Have thoughts about this topic? Others do, too. Join them in the discussion.
For example, a previous write-up by Unit 42 shows that even back in 2023, the APT was first observed using "a novel Exchange email exfiltration technique" deployed to infiltrate only a few selected targets. Now it appears, the focus has shifted from simple email exfiltration to stealing entire databases.
The unique NET-STAR malware suite is seen as a significant threat to internet-facing servers, and is said to demonstrate “advanced evasion techniques and a deep understanding of .NET architecture.”

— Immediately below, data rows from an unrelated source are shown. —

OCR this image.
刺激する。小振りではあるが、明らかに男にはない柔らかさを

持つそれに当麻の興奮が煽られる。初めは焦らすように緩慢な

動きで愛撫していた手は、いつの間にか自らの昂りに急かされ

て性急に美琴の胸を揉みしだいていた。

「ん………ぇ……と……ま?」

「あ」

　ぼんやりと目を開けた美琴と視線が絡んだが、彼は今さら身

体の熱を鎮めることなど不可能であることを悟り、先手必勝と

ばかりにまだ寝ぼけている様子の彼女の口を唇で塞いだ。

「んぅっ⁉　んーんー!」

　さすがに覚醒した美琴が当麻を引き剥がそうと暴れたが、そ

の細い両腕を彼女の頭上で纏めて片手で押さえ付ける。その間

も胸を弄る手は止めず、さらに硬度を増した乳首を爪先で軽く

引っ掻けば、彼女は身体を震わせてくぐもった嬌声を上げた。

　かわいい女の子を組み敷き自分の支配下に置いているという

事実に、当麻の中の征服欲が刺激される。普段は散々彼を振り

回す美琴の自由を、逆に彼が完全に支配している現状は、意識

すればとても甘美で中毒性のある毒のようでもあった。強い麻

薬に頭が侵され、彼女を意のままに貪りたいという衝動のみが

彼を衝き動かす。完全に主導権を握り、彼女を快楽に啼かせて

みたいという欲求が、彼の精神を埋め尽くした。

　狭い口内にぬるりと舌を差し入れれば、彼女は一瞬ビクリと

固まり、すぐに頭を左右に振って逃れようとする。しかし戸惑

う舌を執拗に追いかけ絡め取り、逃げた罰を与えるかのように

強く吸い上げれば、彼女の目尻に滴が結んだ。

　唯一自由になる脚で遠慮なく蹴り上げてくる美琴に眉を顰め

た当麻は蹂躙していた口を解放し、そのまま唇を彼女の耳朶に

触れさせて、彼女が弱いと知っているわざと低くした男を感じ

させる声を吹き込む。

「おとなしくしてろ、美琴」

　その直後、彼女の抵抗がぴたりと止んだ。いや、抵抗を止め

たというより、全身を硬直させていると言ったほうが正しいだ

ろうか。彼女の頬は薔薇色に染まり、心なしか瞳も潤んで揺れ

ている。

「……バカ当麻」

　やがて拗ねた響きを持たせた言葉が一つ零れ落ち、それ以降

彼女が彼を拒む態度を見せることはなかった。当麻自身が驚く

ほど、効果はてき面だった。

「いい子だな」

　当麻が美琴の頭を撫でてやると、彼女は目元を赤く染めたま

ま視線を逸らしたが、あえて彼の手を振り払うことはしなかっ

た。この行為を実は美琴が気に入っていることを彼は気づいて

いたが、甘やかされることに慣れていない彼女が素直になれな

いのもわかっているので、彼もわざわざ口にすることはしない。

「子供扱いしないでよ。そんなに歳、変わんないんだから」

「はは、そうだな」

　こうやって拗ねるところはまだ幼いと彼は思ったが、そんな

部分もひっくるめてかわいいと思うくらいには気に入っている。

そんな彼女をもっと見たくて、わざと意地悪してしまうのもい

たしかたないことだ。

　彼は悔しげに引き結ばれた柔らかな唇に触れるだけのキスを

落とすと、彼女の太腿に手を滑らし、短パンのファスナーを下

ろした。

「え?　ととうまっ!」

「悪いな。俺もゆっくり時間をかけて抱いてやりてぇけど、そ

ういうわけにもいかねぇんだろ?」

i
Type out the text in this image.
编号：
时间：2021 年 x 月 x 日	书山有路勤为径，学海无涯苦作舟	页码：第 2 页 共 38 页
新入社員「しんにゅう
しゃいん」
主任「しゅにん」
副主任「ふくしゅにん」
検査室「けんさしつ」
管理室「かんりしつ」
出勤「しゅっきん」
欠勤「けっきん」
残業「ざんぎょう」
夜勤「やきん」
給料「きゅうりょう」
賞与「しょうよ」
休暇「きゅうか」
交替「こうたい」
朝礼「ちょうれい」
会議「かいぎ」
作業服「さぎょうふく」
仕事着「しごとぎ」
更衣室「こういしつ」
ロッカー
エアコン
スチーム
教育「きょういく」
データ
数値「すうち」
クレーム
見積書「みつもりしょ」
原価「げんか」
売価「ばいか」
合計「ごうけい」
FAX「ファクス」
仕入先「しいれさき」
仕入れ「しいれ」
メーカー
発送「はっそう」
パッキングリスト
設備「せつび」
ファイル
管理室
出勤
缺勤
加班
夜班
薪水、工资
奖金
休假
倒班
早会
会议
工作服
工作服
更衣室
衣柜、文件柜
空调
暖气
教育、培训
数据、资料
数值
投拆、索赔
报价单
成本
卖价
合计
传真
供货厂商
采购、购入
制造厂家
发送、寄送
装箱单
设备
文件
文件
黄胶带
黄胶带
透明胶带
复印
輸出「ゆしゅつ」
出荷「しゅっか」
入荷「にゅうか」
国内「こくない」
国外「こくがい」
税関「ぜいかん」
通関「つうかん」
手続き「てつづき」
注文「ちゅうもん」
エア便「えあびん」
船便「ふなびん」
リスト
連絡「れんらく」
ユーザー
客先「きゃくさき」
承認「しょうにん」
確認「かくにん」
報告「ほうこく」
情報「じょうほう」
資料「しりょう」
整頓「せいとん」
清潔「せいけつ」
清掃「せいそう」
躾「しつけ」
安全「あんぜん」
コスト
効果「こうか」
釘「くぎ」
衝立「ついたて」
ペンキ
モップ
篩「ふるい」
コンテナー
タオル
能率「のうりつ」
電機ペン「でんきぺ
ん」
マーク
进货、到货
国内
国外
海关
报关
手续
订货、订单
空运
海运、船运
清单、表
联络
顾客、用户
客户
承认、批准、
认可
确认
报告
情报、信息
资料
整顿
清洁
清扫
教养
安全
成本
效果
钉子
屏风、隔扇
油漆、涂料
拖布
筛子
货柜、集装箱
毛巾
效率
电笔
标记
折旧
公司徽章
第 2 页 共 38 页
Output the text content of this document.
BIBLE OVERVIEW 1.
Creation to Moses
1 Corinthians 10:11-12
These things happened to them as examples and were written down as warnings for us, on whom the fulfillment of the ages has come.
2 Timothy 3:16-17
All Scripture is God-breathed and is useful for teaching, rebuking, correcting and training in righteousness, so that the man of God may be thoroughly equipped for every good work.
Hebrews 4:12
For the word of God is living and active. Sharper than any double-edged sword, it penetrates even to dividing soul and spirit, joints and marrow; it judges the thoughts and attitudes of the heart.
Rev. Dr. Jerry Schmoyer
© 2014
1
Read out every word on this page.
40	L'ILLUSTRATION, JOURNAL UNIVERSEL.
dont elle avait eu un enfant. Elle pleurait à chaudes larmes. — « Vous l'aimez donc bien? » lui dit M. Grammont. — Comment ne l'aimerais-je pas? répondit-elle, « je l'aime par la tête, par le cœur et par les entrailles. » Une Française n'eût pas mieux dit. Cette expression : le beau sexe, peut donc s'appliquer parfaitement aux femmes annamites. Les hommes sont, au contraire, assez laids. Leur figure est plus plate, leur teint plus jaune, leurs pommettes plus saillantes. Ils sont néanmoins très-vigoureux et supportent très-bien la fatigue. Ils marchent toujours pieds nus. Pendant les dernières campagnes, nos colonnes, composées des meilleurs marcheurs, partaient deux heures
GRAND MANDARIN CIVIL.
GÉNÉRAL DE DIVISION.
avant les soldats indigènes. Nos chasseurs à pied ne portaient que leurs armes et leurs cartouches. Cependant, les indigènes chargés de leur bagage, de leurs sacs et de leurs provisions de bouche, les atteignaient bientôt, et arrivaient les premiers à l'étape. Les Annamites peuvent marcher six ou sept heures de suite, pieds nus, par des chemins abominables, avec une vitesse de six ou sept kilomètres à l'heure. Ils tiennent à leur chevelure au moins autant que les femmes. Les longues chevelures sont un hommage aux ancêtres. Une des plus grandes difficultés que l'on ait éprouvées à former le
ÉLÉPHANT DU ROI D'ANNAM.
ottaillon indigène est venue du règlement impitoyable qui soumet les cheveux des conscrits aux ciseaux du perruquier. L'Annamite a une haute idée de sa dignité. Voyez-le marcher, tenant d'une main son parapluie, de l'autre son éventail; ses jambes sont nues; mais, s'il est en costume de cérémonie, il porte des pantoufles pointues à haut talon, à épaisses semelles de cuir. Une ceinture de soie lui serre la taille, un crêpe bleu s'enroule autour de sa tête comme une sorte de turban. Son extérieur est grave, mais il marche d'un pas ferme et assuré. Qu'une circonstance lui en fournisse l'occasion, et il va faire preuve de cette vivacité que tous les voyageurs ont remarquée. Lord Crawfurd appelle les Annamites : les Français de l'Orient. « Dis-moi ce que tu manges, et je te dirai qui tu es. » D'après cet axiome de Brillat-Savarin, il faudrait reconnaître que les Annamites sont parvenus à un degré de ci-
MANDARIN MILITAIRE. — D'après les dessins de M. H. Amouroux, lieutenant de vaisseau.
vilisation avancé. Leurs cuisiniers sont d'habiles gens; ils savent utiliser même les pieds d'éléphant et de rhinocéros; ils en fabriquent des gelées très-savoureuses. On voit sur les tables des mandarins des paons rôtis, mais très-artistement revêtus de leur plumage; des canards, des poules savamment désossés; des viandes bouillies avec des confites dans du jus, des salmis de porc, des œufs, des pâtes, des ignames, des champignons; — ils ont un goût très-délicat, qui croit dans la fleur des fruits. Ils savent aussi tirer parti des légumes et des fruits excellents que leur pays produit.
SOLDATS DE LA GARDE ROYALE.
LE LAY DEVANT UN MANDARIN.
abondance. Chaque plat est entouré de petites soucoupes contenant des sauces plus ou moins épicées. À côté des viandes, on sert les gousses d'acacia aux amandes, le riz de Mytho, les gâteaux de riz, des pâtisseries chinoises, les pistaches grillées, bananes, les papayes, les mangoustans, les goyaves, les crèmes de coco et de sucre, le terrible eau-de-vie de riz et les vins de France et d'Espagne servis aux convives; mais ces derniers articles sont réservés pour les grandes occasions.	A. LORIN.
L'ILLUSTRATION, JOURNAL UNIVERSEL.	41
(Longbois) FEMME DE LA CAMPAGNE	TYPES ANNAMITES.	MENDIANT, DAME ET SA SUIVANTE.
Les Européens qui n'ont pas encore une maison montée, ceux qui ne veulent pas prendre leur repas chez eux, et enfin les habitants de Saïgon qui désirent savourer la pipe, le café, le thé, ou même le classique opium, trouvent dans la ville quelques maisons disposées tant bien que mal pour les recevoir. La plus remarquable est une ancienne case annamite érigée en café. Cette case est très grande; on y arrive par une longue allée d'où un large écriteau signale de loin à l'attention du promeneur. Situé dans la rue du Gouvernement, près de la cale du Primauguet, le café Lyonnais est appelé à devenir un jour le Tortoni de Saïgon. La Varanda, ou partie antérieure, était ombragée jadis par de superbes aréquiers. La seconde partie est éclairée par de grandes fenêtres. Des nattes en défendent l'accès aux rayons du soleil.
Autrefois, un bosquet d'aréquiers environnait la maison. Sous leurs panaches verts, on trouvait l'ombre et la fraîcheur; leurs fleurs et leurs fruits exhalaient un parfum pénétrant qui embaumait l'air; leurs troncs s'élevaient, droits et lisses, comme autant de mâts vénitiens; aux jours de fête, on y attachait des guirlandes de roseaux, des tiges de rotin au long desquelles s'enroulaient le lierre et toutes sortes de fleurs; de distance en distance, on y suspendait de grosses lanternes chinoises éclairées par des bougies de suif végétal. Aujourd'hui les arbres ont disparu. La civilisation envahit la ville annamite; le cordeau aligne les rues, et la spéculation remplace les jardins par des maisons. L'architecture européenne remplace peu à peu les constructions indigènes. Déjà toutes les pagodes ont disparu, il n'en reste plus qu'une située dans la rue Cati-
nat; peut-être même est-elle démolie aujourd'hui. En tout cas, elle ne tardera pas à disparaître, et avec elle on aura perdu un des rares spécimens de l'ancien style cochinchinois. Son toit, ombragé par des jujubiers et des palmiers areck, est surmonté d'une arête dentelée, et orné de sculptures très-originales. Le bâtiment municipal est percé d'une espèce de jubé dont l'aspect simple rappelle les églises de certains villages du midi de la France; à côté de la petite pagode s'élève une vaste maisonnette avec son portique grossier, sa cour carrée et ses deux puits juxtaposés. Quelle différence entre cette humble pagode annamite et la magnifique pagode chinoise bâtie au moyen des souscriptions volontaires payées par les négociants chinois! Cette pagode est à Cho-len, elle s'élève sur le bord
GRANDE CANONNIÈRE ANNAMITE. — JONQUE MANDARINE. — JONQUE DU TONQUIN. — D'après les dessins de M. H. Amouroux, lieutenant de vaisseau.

Named after “the STAR string in its program database (PDB) paths,” Unit 42 says NET-STAR was explicitly created to target Internet Information Services (IIS) web servers, and built to house three distinct web-based backdoors – IIServerCore, AssemblyExecuter V1, and AssemblyExecuter V2.
Furthermore, each backdoor has been identified as serving “a specific role in the attack chain while maintaining persistence within the target’s IIS environment.”
Besides the advanced NET-STAR malware suite, Phantom Taurus’ capabilities are said to include security tools such as Impacket, Yasso penetration toolkit, Samba SMBClient, and other Windows-native tools. Malware families deployed on its victims include Specter malware, Agent Racoon, NtoSpy, Gh0st RAT, and China Chopper.
As for its arsenal of techniques, the APT has engaged in running an in-memory Visual Basic script implant to act as a web shell, stealing credentials by misusing the network providers, and, as previously mentioned, stealing emails by misusing the Exchange Management Shell entity, the researchers say.
Palo Alto Networks says it has already upgraded several of its popular products, such as its Advanced WildFire machine-learning models and Cortex XDR, to better protect against the threat, and has also shared its findings with fellow Cyber Threat Alliance (CTA) members, recommending they do the same.